Simply feed the $aov
object generated by ezANOVA
into the PostHocTest
function from the DescTools
package. Note how these pairwise differences are ordered on the basis of the ANOVA model. Thus, the posthoc comparisons associated with the main effects for each of the two factors, followed by all possible comparisons for the interactions between the two factors.
PostHocTest(out.cr$aov)
##
## Posthoc multiple comparisons of means : Tukey HSD
## 95% family-wise confidence level
##
## $Strain
## diff lwr.ci upr.ci pval
## C57BL/6-C57BL/10 -91.1 -101.952 -80.24803 5.5e-12 ***
##
## $Diet
## diff lwr.ci upr.ci pval
## Normal-High Fat -82.7 -93.55197 -71.84803 2.4e-11 ***
##
## $`Strain:Diet`
## diff lwr.ci upr.ci pval
## C57BL/6:High Fat-C57BL/10:High Fat -116.0 -136.71228 -95.28772 1.5e-10 ***
## C57BL/10:Normal-C57BL/10:High Fat -107.6 -128.31228 -86.88772 4.9e-10 ***
## C57BL/6:Normal-C57BL/10:High Fat -173.8 -194.51228 -153.08772 4.2e-13 ***
## C57BL/10:Normal-C57BL/6:High Fat 8.4 -12.31228 29.11228 0.6592
## C57BL/6:Normal-C57BL/6:High Fat -57.8 -78.51228 -37.08772 3.1e-06 ***
## C57BL/6:Normal-C57BL/10:Normal -66.2 -86.91228 -45.48772 5.2e-07 ***
##
## ---
## Signif. codes: 0 '***' 0.001 '**' 0.01 '*' 0.05 '.' 0.1 ' ' 1
32.5 Summary
Two-way CR ANOVA is for experiments where all measurements are independent of all other measurements.

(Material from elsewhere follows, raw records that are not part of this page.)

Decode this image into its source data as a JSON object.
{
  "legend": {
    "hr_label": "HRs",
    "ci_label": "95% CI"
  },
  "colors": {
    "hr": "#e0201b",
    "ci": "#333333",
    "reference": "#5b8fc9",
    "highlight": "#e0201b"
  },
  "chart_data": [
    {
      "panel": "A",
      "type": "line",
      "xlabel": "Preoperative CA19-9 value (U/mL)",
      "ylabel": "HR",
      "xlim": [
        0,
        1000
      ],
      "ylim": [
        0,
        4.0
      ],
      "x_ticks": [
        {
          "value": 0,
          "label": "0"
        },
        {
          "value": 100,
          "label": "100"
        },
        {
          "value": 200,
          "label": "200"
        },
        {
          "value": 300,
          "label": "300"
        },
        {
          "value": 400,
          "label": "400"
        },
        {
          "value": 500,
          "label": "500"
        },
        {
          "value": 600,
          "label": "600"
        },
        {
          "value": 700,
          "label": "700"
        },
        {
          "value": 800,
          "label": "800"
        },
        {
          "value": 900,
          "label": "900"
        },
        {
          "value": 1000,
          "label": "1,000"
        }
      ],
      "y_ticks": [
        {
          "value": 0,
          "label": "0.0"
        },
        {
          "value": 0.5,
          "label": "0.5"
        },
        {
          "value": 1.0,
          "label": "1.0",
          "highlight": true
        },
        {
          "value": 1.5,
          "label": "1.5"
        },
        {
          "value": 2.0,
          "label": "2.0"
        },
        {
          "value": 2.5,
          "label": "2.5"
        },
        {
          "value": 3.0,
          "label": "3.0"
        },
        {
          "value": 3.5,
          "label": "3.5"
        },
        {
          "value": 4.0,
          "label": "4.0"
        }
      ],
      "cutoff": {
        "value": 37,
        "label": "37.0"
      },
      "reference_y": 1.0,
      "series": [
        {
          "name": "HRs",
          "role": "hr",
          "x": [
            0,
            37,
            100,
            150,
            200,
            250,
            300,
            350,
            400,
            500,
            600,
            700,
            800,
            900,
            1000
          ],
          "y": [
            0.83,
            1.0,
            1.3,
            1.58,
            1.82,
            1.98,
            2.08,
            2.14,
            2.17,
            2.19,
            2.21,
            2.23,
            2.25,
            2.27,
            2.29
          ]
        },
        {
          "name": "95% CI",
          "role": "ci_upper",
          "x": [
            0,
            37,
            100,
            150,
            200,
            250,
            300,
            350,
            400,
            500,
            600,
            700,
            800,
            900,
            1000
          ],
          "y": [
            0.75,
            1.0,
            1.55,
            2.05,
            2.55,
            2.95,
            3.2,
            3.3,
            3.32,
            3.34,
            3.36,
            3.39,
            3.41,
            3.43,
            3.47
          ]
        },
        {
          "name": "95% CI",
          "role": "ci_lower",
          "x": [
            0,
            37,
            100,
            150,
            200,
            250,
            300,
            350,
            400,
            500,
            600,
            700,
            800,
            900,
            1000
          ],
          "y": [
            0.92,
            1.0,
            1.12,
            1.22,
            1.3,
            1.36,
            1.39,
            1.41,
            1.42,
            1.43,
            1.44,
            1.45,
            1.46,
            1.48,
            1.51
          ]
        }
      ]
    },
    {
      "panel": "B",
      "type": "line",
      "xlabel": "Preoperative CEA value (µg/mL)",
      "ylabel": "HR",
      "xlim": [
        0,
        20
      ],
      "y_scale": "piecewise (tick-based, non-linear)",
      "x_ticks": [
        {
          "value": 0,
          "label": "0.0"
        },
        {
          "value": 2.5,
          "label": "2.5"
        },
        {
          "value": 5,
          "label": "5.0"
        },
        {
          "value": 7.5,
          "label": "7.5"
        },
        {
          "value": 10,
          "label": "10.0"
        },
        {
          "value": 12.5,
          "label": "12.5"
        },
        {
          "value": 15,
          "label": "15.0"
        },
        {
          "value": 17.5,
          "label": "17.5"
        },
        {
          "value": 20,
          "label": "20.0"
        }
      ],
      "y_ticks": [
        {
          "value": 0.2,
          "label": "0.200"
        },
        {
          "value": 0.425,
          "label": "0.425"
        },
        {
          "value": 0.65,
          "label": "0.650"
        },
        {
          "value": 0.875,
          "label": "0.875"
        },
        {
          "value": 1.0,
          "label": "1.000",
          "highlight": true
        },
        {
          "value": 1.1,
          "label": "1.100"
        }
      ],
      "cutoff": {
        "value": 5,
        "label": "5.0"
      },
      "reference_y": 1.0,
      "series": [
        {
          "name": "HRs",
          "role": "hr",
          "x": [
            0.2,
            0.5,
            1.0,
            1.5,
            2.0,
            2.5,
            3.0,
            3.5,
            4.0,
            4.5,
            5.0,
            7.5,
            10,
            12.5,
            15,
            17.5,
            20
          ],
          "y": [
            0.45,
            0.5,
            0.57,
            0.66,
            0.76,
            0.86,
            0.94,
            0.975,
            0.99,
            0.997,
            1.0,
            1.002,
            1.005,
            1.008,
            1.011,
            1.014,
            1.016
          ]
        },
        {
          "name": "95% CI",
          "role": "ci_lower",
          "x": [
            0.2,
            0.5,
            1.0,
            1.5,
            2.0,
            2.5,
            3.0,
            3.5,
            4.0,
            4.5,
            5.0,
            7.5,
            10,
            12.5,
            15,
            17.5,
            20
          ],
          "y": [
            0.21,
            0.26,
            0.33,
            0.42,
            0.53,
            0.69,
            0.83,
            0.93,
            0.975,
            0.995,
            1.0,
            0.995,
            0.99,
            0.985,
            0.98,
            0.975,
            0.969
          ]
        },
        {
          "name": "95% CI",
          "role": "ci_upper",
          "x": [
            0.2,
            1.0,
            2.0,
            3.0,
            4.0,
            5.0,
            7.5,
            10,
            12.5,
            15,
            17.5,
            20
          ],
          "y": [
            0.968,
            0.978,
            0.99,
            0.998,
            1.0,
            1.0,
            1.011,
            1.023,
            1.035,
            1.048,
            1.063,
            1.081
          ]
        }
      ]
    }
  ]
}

When an interaction effect is observed, it is difficult to interpret the main effects of each factor in isolation. Because both factors influence each other. We follow up the F test by performing posthoc comparisons that are important to us. We can either do pairwise.t.tests with p-value adjustments for multiple comparisons, or range tests that generate more interesting information than simple p-values.